There are solutions, though, and since the U.S. has been complicit in exploiting Congo, we have an ethical mandate to stop the plunder and restore peace to the region. Our government has been dodging this conflict, but the Obama administration needs to prioritize this situation. During his campaigns, Obama was fond of saying that one had to be able to juggle multiple situations/priorities when president. It is time to show that ability. Obama signed into law a provision to certify that coltan coming out of Congo was not “blood coltan,” but the law hit all producers of coltan in Eastern Congo – even artisanal miners (i.e. – subsistence miners) – the same. If we keep this provision in place, and we impoverish low-end subsistence miners, we must help provide food relief in this war-torn area.

More importantly, our government ought to be pressuring Congo’s neighbors to cease fueling the destabilization of Eastern Congo, and we must lend as much assistance as possible to the United Nations’ peacekeeping mission, as well as the Congolese state and people, in order to stabilize the political, legal, social, and military institutions there. With true peace, the people of Eastern Congo would be free to go back to making choices about whether to return to their villages or work in the mines. As of right now, because of the instability of the region, mining is their only option. Furthermore, only with a regional peace agreement is there any chance of political and social institutions functioning.
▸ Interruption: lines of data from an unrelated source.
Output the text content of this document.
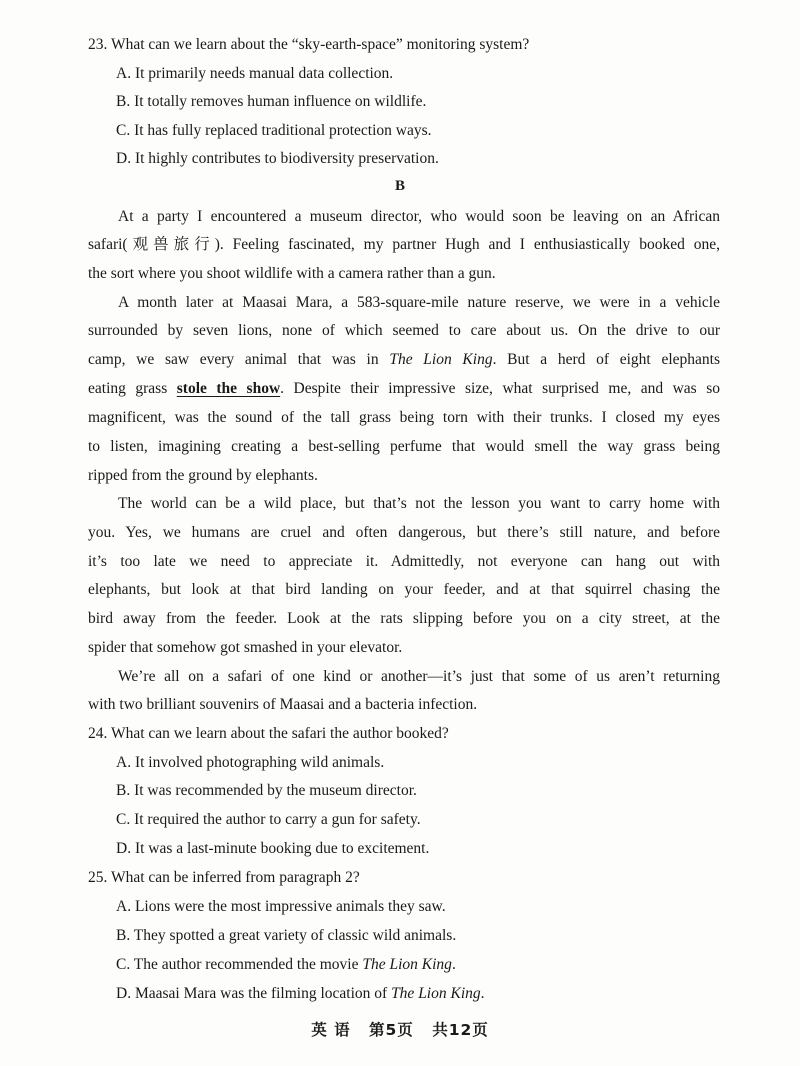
23. What can we learn about the “sky-earth-space” monitoring system?
A. It primarily needs manual data collection.
B. It totally removes human influence on wildlife.
C. It has fully replaced traditional protection ways.
D. It highly contributes to biodiversity preservation.
B
At a party I encountered a museum director, who would soon be leaving on an African
safari(观兽旅行). Feeling fascinated, my partner Hugh and I enthusiastically booked one,
the sort where you shoot wildlife with a camera rather than a gun.
A month later at Maasai Mara, a 583-square-mile nature reserve, we were in a vehicle
surrounded by seven lions, none of which seemed to care about us. On the drive to our
camp, we saw every animal that was in The Lion King. But a herd of eight elephants
eating grass stole the show. Despite their impressive size, what surprised me, and was so
magnificent, was the sound of the tall grass being torn with their trunks. I closed my eyes
to listen, imagining creating a best-selling perfume that would smell the way grass being
ripped from the ground by elephants.
The world can be a wild place, but that’s not the lesson you want to carry home with
you. Yes, we humans are cruel and often dangerous, but there’s still nature, and before
it’s too late we need to appreciate it. Admittedly, not everyone can hang out with
elephants, but look at that bird landing on your feeder, and at that squirrel chasing the
bird away from the feeder. Look at the rats slipping before you on a city street, at the
spider that somehow got smashed in your elevator.
We’re all on a safari of one kind or another—it’s just that some of us aren’t returning
with two brilliant souvenirs of Maasai and a bacteria infection.
24. What can we learn about the safari the author booked?
A. It involved photographing wild animals.
B. It was recommended by the museum director.
C. It required the author to carry a gun for safety.
D. It was a last-minute booking due to excitement.
25. What can be inferred from paragraph 2?
A. Lions were the most impressive animals they saw.
B. They spotted a great variety of classic wild animals.
C. The author recommended the movie The Lion King.
D. Maasai Mara was the filming location of The Lion King.
英 语 第5页 共12页
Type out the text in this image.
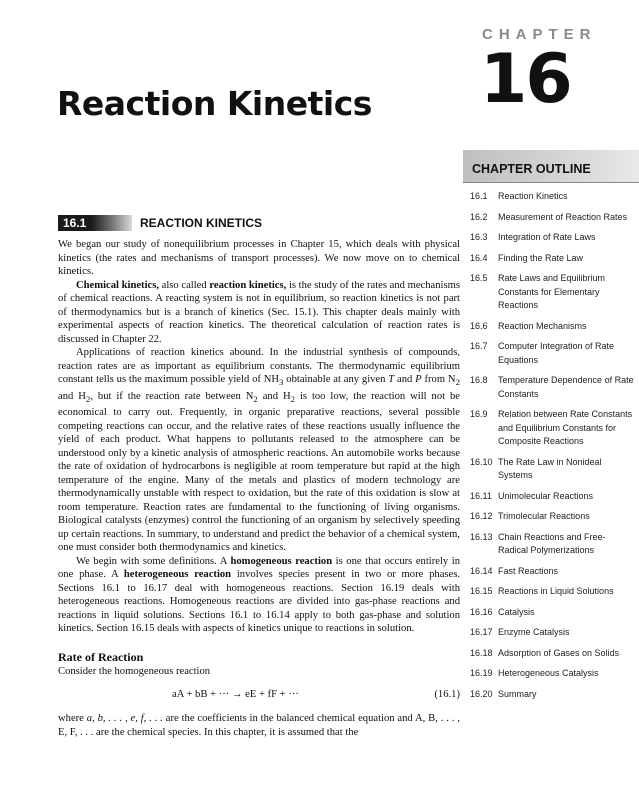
CHAPTER
16
Reaction Kinetics
CHAPTER OUTLINE
16.1	Reaction Kinetics
16.2	Measurement of Reaction Rates
16.3	Integration of Rate Laws
16.4	Finding the Rate Law
16.5	Rate Laws and Equilibrium Constants for Elementary Reactions
16.6	Reaction Mechanisms
16.7	Computer Integration of Rate Equations
16.8	Temperature Dependence of Rate Constants
16.9	Relation between Rate Constants and Equilibrium Constants for Composite Reactions
16.10 The Rate Law in Nonideal Systems
16.11 Unimolecular Reactions
16.12 Trimolecular Reactions
16.13 Chain Reactions and Free-Radical Polymerizations
16.14 Fast Reactions
16.15 Reactions in Liquid Solutions
16.16 Catalysis
16.17 Enzyme Catalysis
16.18 Adsorption of Gases on Solids
16.19 Heterogeneous Catalysis
16.20 Summary
16.1	REACTION KINETICS

We began our study of nonequilibrium processes in Chapter 15, which deals with physical kinetics (the rates and mechanisms of transport processes). We now move on to chemical kinetics.

Chemical kinetics, also called reaction kinetics, is the study of the rates and mechanisms of chemical reactions. A reacting system is not in equilibrium, so reaction kinetics is not part of thermodynamics but is a branch of kinetics (Sec. 15.1). This chapter deals mainly with experimental aspects of reaction kinetics. The theoretical calculation of reaction rates is discussed in Chapter 22.

Applications of reaction kinetics abound. In the industrial synthesis of compounds, reaction rates are as important as equilibrium constants. The thermodynamic equilibrium constant tells us the maximum possible yield of $NH_3$ obtainable at any given T and P from $N_2$ and $H_2$, but if the reaction rate between $N_2$ and $H_2$ is too low, the reaction will not be economical to carry out. Frequently, in organic preparative reactions, several possible competing reactions can occur, and the relative rates of these reactions usually influence the yield of each product. What happens to pollutants released to the atmosphere can be understood only by a kinetic analysis of atmospheric reactions. An automobile works because the rate of oxidation of hydrocarbons is negligible at room temperature but rapid at the high temperature of the engine. Many of the metals and plastics of modern technology are thermodynamically unstable with respect to oxidation, but the rate of this oxidation is slow at room temperature. Reaction rates are fundamental to the functioning of living organisms. Biological catalysts (enzymes) control the functioning of an organism by selectively speeding up certain reactions. In summary, to understand and predict the behavior of a chemical system, one must consider both thermodynamics and kinetics.

We begin with some definitions. A homogeneous reaction is one that occurs entirely in one phase. A heterogeneous reaction involves species present in two or more phases. Sections 16.1 to 16.17 deal with homogeneous reactions. Section 16.19 deals with heterogeneous reactions. Homogeneous reactions are divided into gas-phase reactions and reactions in liquid solutions. Sections 16.1 to 16.14 apply to both gas-phase and solution kinetics. Section 16.15 deals with aspects of kinetics unique to reactions in solution.

Rate of Reaction

Consider the homogeneous reaction

aA + bB + ··· → eE + fF + ···	(16.1)

where a, b, . . . , e, f, . . . are the coefficients in the balanced chemical equation and A, B, . . . , E, F, . . . are the chemical species. In this chapter, it is assumed that the
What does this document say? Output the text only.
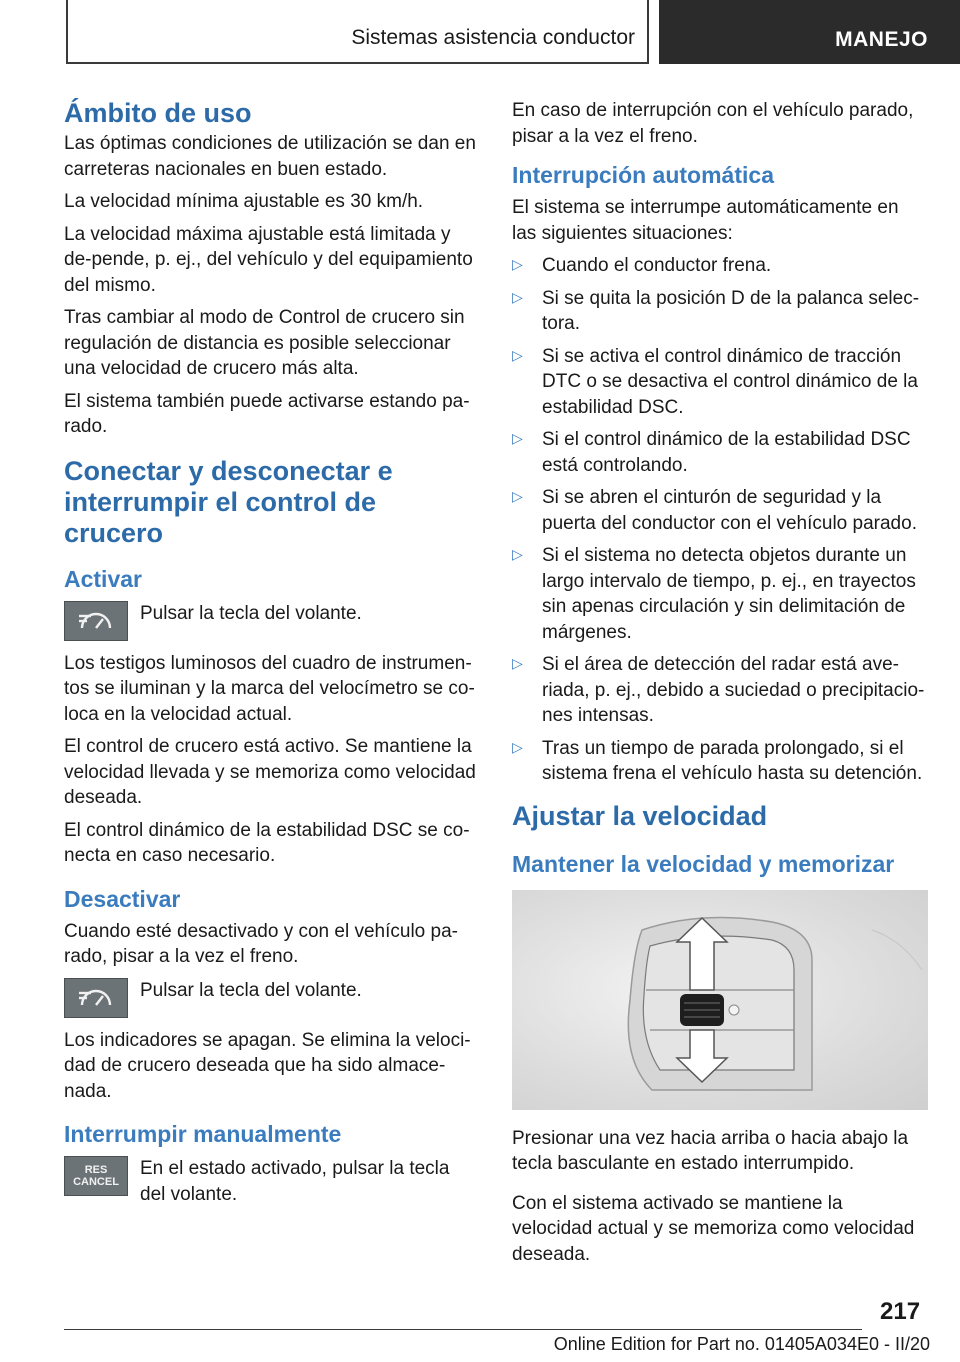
Sistemas asistencia conductor	MANEJO
Ámbito de uso
Las óptimas condiciones de utilización se dan en carreteras nacionales en buen estado.
La velocidad mínima ajustable es 30 km/h.
La velocidad máxima ajustable está limitada y de‐pende, p. ej., del vehículo y del equipamiento del mismo.
Tras cambiar al modo de Control de crucero sin regulación de distancia es posible seleccionar una velocidad de crucero más alta.
El sistema también puede activarse estando pa‐rado.
Conectar y desconectar e interrumpir el control de crucero
Activar
Pulsar la tecla del volante.
Los testigos luminosos del cuadro de instrumen‐tos se iluminan y la marca del velocímetro se co‐loca en la velocidad actual.
El control de crucero está activo. Se mantiene la velocidad llevada y se memoriza como velocidad deseada.
El control dinámico de la estabilidad DSC se co‐necta en caso necesario.
Desactivar
Cuando esté desactivado y con el vehículo pa‐rado, pisar a la vez el freno.
Pulsar la tecla del volante.
Los indicadores se apagan. Se elimina la veloci‐dad de crucero deseada que ha sido almace‐nada.
Interrumpir manualmente
RES CANCEL
En el estado activado, pulsar la tecla del volante.
En caso de interrupción con el vehículo parado, pisar a la vez el freno.
Interrupción automática
El sistema se interrumpe automáticamente en las siguientes situaciones:
▷ Cuando el conductor frena.
▷ Si se quita la posición D de la palanca selec‐tora.
▷ Si se activa el control dinámico de tracción DTC o se desactiva el control dinámico de la estabilidad DSC.
▷ Si el control dinámico de la estabilidad DSC está controlando.
▷ Si se abren el cinturón de seguridad y la puerta del conductor con el vehículo parado.
▷ Si el sistema no detecta objetos durante un largo intervalo de tiempo, p. ej., en trayectos sin apenas circulación y sin delimitación de márgenes.
▷ Si el área de detección del radar está ave‐riada, p. ej., debido a suciedad o precipitacio‐nes intensas.
▷ Tras un tiempo de parada prolongado, si el sistema frena el vehículo hasta su detención.
Ajustar la velocidad
Mantener la velocidad y memorizar
Presionar una vez hacia arriba o hacia abajo la tecla basculante en estado interrumpido.
Con el sistema activado se mantiene la velocidad actual y se memoriza como velocidad deseada.
217
Online Edition for Part no. 01405A034E0 - II/20
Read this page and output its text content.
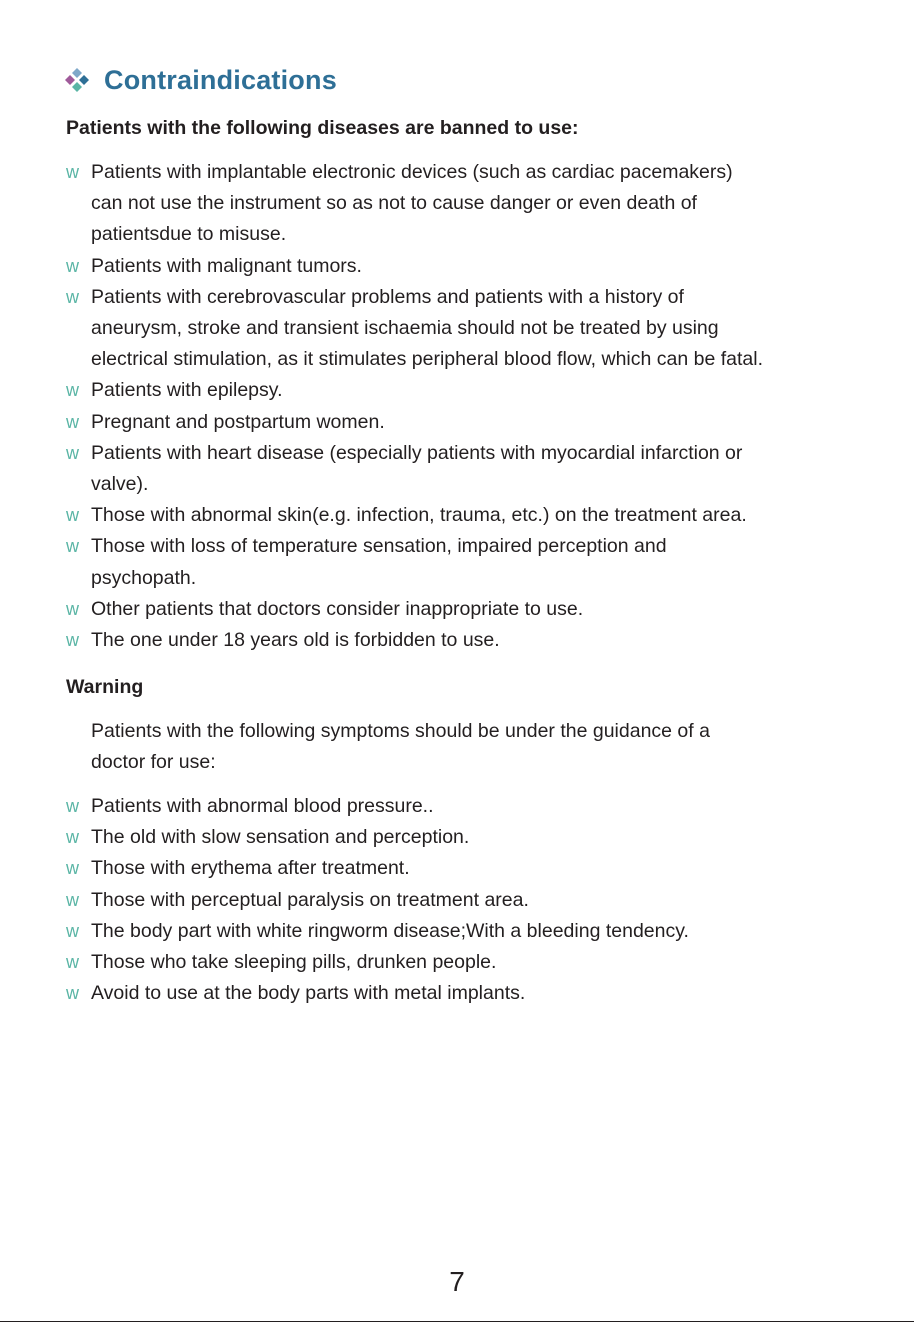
Contraindications
Patients with the following diseases are banned to use:
w Patients with implantable electronic devices (such as cardiac pacemakers)
can not use the instrument so as not to cause danger or even death of
patientsdue to misuse.
w Patients with malignant tumors.
w Patients with cerebrovascular problems and patients with a history of
aneurysm, stroke and transient ischaemia should not be treated by using
electrical stimulation, as it stimulates peripheral blood flow, which can be fatal.
w Patients with epilepsy.
w Pregnant and postpartum women.
w Patients with heart disease (especially patients with myocardial infarction or
valve).
w Those with abnormal skin(e.g. infection, trauma, etc.) on the treatment area.
w Those with loss of temperature sensation, impaired perception and
psychopath.
w Other patients that doctors consider inappropriate to use.
w The one under 18 years old is forbidden to use.
Warning
Patients with the following symptoms should be under the guidance of a
doctor for use:
w Patients with abnormal blood pressure..
w The old with slow sensation and perception.
w Those with erythema after treatment.
w Those with perceptual paralysis on treatment area.
w The body part with white ringworm disease;With a bleeding tendency.
w Those who take sleeping pills, drunken people.
w Avoid to use at the body parts with metal implants.
7
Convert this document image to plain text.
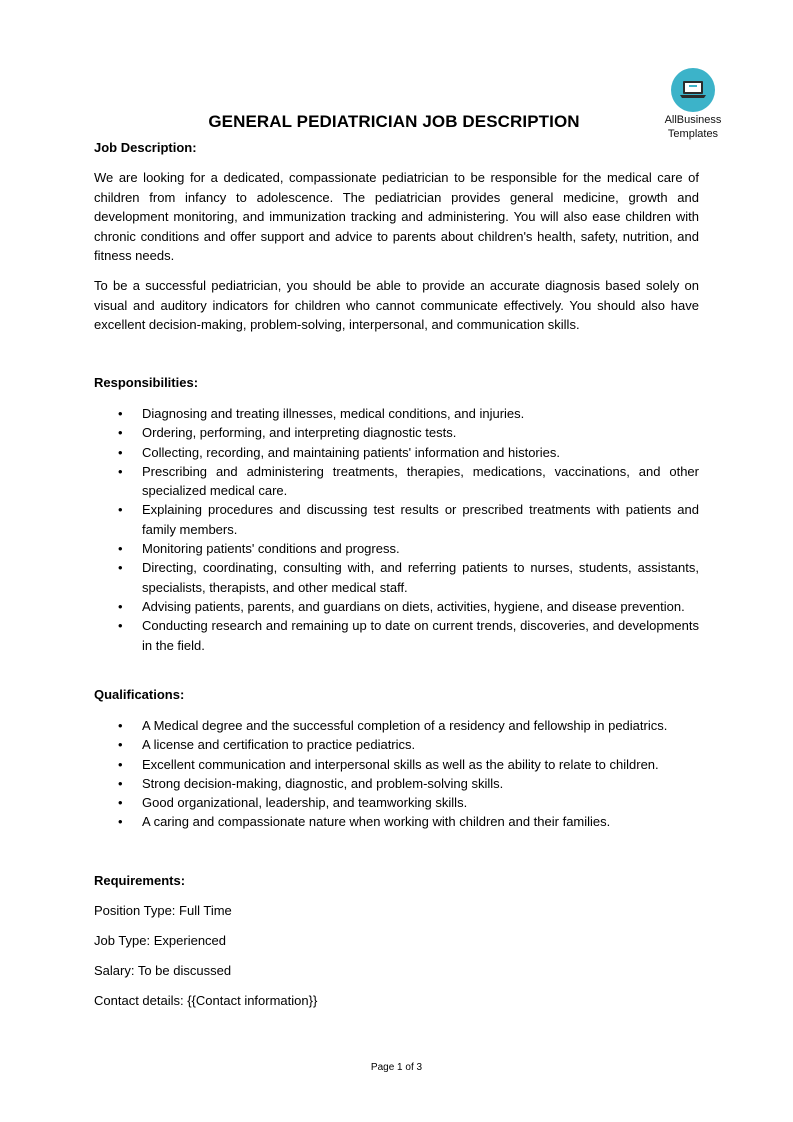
AllBusiness
Templates
GENERAL PEDIATRICIAN JOB DESCRIPTION
Job Description:

We are looking for a dedicated, compassionate pediatrician to be responsible for the medical care of children from infancy to adolescence. The pediatrician provides general medicine, growth and development monitoring, and immunization tracking and administering. You will also ease children with chronic conditions and offer support and advice to parents about children's health, safety, nutrition, and fitness needs.

To be a successful pediatrician, you should be able to provide an accurate diagnosis based solely on visual and auditory indicators for children who cannot communicate effectively. You should also have excellent decision-making, problem-solving, interpersonal, and communication skills.

Responsibilities:
• Diagnosing and treating illnesses, medical conditions, and injuries.
• Ordering, performing, and interpreting diagnostic tests.
• Collecting, recording, and maintaining patients' information and histories.
• Prescribing and administering treatments, therapies, medications, vaccinations, and other specialized medical care.
• Explaining procedures and discussing test results or prescribed treatments with patients and family members.
• Monitoring patients' conditions and progress.
• Directing, coordinating, consulting with, and referring patients to nurses, students, assistants, specialists, therapists, and other medical staff.
• Advising patients, parents, and guardians on diets, activities, hygiene, and disease prevention.
• Conducting research and remaining up to date on current trends, discoveries, and developments in the field.
Qualifications:
• A Medical degree and the successful completion of a residency and fellowship in pediatrics.
• A license and certification to practice pediatrics.
• Excellent communication and interpersonal skills as well as the ability to relate to children.
• Strong decision-making, diagnostic, and problem-solving skills.
• Good organizational, leadership, and teamworking skills.
• A caring and compassionate nature when working with children and their families.
Requirements:
Position Type: Full Time
Job Type: Experienced
Salary: To be discussed
Contact details: {{Contact information}}
Page 1 of 3
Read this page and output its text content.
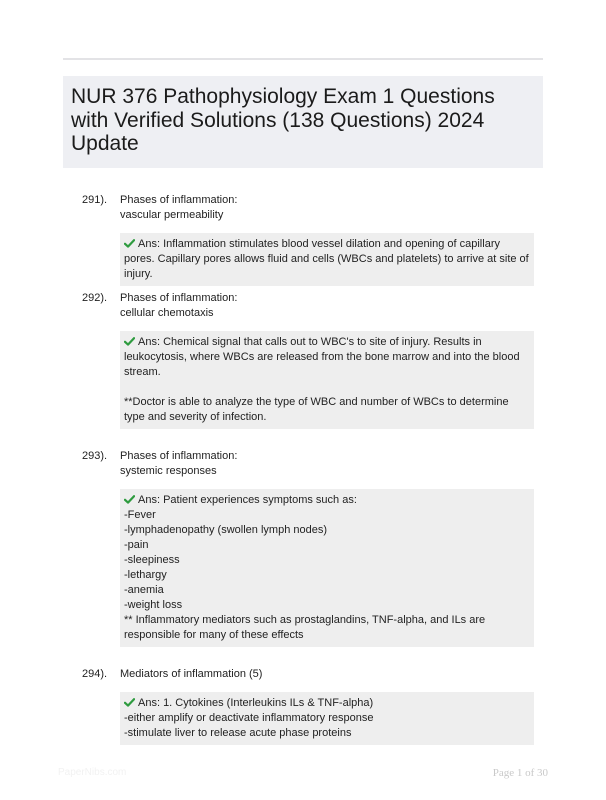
NUR 376 Pathophysiology Exam 1 Questions with Verified Solutions (138 Questions) 2024 Update
291). Phases of inflammation:
vascular permeability
Ans: Inflammation stimulates blood vessel dilation and opening of capillary pores. Capillary pores allows fluid and cells (WBCs and platelets) to arrive at site of injury.
292). Phases of inflammation:
cellular chemotaxis
Ans: Chemical signal that calls out to WBC's to site of injury. Results in leukocytosis, where WBCs are released from the bone marrow and into the blood stream.

**Doctor is able to analyze the type of WBC and number of WBCs to determine type and severity of infection.
293). Phases of inflammation:
systemic responses
Ans: Patient experiences symptoms such as:
-Fever
-lymphadenopathy (swollen lymph nodes)
-pain
-sleepiness
-lethargy
-anemia
-weight loss
** Inflammatory mediators such as prostaglandins, TNF-alpha, and ILs are responsible for many of these effects
294). Mediators of inflammation (5)
Ans: 1. Cytokines (Interleukins ILs & TNF-alpha)
-either amplify or deactivate inflammatory response
-stimulate liver to release acute phase proteins
PaperNibs.com	Page 1 of 30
No, the U.S. cannot “save” Congo, but it can help create conditions that might empower Congolese to stabilize the region and their country. With stability and sovereignty, perhaps Congo will be able to harness its resources for the good of its people, the way Patrice Lummbumba envisioned before being assassinated.

1 Ch. Didier Gondola, The History of Congo (Westport: Greenwood, 2002), 87, 99.

2 Thomas Turner, Congo (Cambridge: Polity Press, 2013), 157-160.